Why is my frost free freezer getting frost inside it? Is my freezer/fridge going out? My fridge is about 10 years old. I was thinking maybe the seal isn't sealing correctly. We have already replaced the seal around the fridge which was $70.00 to replace. Should I get a new refridgerator? I don't know what I should do. Any suggestions would help.
Thanks in advance.
luv2craft from Normalville, Pennsylvania
By Dana Sipe
By Carol (Guest Post) 02/23/2006
I know this doesnt answer your question. However, I think the life expectancy for any appliance is 10 years... You'll be surprised at how much energy (money) you save when you get a new one!
By Me (Guest Post) 02/24/2006
I agree. If you can afford it buy a new one. The older ones are huge energy wasters. It will pay for itself in no time.
Our old fridge (15 yrs at least) was in the house when we bought it.
It still looked nice, worked well. But we decided to get new appliances and sold the old. So we purchased the new fridg at Sears.
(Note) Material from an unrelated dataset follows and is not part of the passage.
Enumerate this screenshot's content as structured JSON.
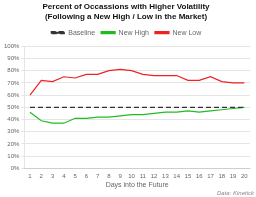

We were amazed how the electric bill dropped aprox $30 or more a month The new fridge paid for it self!!!
It could be that the frost free workings of the fridge is no longer working. I would suggest you empty the freezer and defrost it in the old fashioned way. After the frost is gone, check the sides and back of the freezer compartment and see where it is still cold. It could be the coils in the back of the freezer are still iced up. I have taken a hair dryer to mine and thawed it out. It worked. This is only a suggestion. I know we need a new one, but, it is not possible at this point in time, so it is thaw, thaw, thaw, just like the old days for me!!
By Micki (Guest Post) 02/04/2008
After not opening my freezer for about 5 hours, there was frost everywhere. Could it be that I had not closed the door tightly? Would any thing else have caused this?
If your door wasn't closed this could definitely happen. If it's still happening though, you've got a bigger problem.
Generally speaking they say you shouldn't repair your appliances if it's going to cost more than half the cost of a new one - great rule of thumb. Although a new fridge might be a little bit more cost effective in the long run, if this is the only issue you're having I'd just repair it and be on your way.
I was having a similar problem and I just put my model number into this site http://www.partselect.com/Refrigerator-Parts.htm and it gave me a whole list of common issues with the model of my fridge. Frost build-up was one of them! I got the part, watched a video on the same site and fixed my fridge in like 3 days.
*Just realized how old this thread is. I'm sure you've solved your problem by now but hopefully will help someone else.